Jacque le regarda. — « Noré, dit-il, mon brave,
Le bien du comte, là, dans le nôtre s’enclave ;
Il faudra marchander ce moreau-là, souvent.
Tu l’auras à la fin ! »
Et puis, se soulevant :
— « Tiens regarde là-bas… » Son doigt tendu désigne
Un champ de blé… « Là-bas, tu mettras de la vigne !
Chacun dit qu’elle meurt ? N’importe, plantes-en ! »
Puis, tourné vers Noël : « Toi, — reste paysan ! ».
L’oncle François hocha la tête sans rien dire.
On voyait sur la mer tout le soleil reluire,
Et midi s’approchait, — l’heure du fort repas.
Jacque dit : « Ce matin, je ne dînerai pas. »
Quand ils eurent dîné, Jacque, — assis à sa porte, —
Appuyait sur son bras plié — sa tête morte.
— « Ah ! dit François, — voilà la mort que je voudrais ! »

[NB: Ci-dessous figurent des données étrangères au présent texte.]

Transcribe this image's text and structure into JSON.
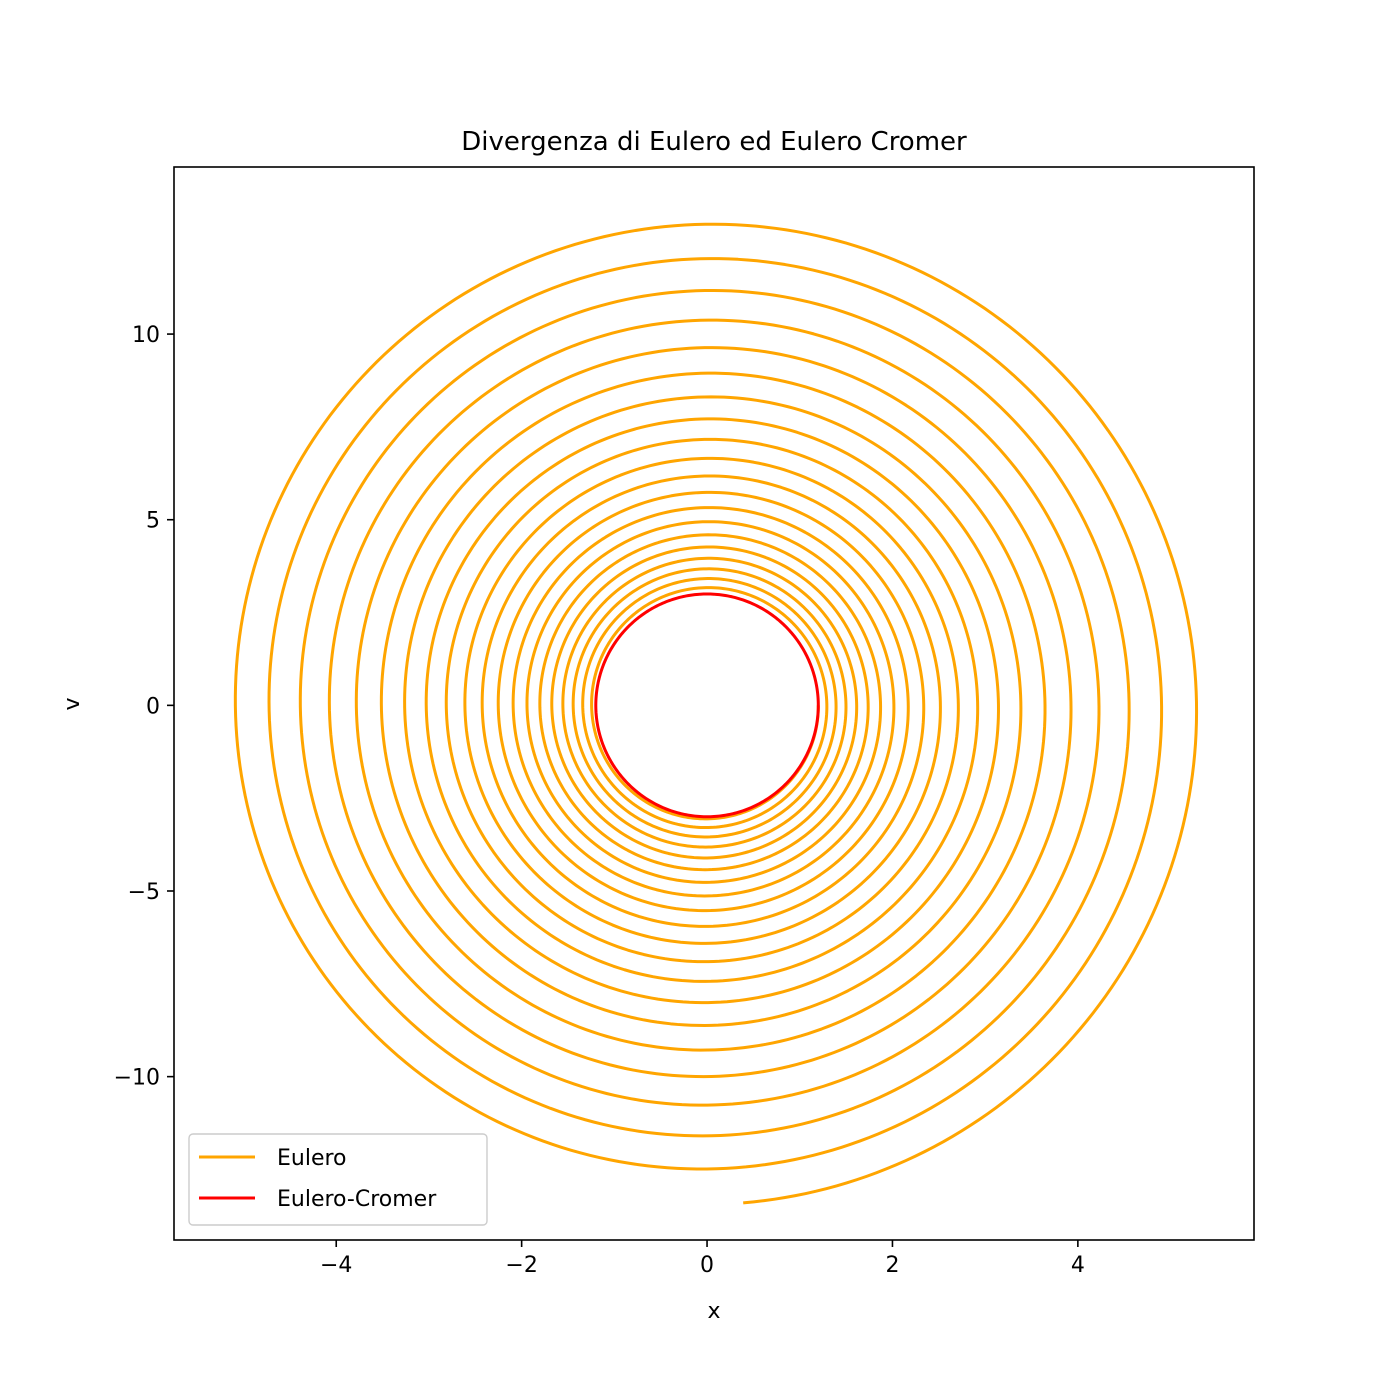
{
  "chart_data": {
    "type": "line",
    "title": "Divergenza di Eulero ed Eulero Cromer",
    "xlabel": "x",
    "ylabel": "v",
    "xlim": [
      -5.75,
      5.9
    ],
    "ylim": [
      -14.4,
      14.5
    ],
    "xticks": [
      -4,
      -2,
      0,
      2,
      4
    ],
    "yticks": [
      -10,
      -5,
      0,
      5,
      10
    ],
    "xtick_labels": [
      "−4",
      "−2",
      "0",
      "2",
      "4"
    ],
    "ytick_labels": [
      "−10",
      "−5",
      "0",
      "5",
      "10"
    ],
    "grid": false,
    "legend_position": "lower-left",
    "series": [
      {
        "name": "Eulero",
        "color": "#FFA500",
        "description": "spiral",
        "x0": 1.2,
        "v0": 0.0,
        "omega": 2.5,
        "x_end": 0.39,
        "v_end": -13.4,
        "turns": 20.8
      },
      {
        "name": "Eulero-Cromer",
        "color": "#FF0000",
        "description": "closed ellipse",
        "x_amplitude": 1.2,
        "v_amplitude": 3.0
      }
    ]
  }
}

On coupa — comme deuil — la tête du cyprès,
Et les passants de loin, longtemps, à voir ce signe,
Parleront du grand vieux qui croyait à la Vigne !

Par les sentiers rocheux et gris, fleuris et verts,
Dans les chênes, les pins, — par les sentiers déserts
Qui montent enroulés au flanc de la colline,
Quand se lève l’aurore ou quand le jour décline,
Je rencontre souvent un petit écolier
Qui, du plus loin, me fait son rire familier ;
Blouse bleue, œil luisant d’une lumière noire.
Ses livrés ficelés, tachés par l’écritoire,
L’Histoire des Français, la Grammaire, — gaîment
Battent sur son échine au moindre mouvement.
Et moi : « Sais-tu ta fable ? — Oui, dit-il. — Fais voir comme ! »
Et l’enfant brun me tend les fables du Bonhomme,
Car je ne sais pas tout, du grand livre français.
Et l’enfant dit les vers… « C’est bien, c’est bien, tu sais. »
Sa fraîche voix se mêle au grand bruit de la grève…
Des vers dans une voix d’enfant, c’est comme un rêve
Où chantent l’Avenir et l’Espoir éternel !
— « Et quand tu seras grand, que feras-tu, Noël ? »
… Pour voir s’il répondra toujours comme j’espère…
— « Paysan ! répond-il toujours, — comme grand-père ! »
Et ses parents ? — je crois leur bonheur assuré,
Car je connais Miette, — et je connais Noré.

Jacques-Laurier. La Garde-près-Toulon, 20 décembre 1879.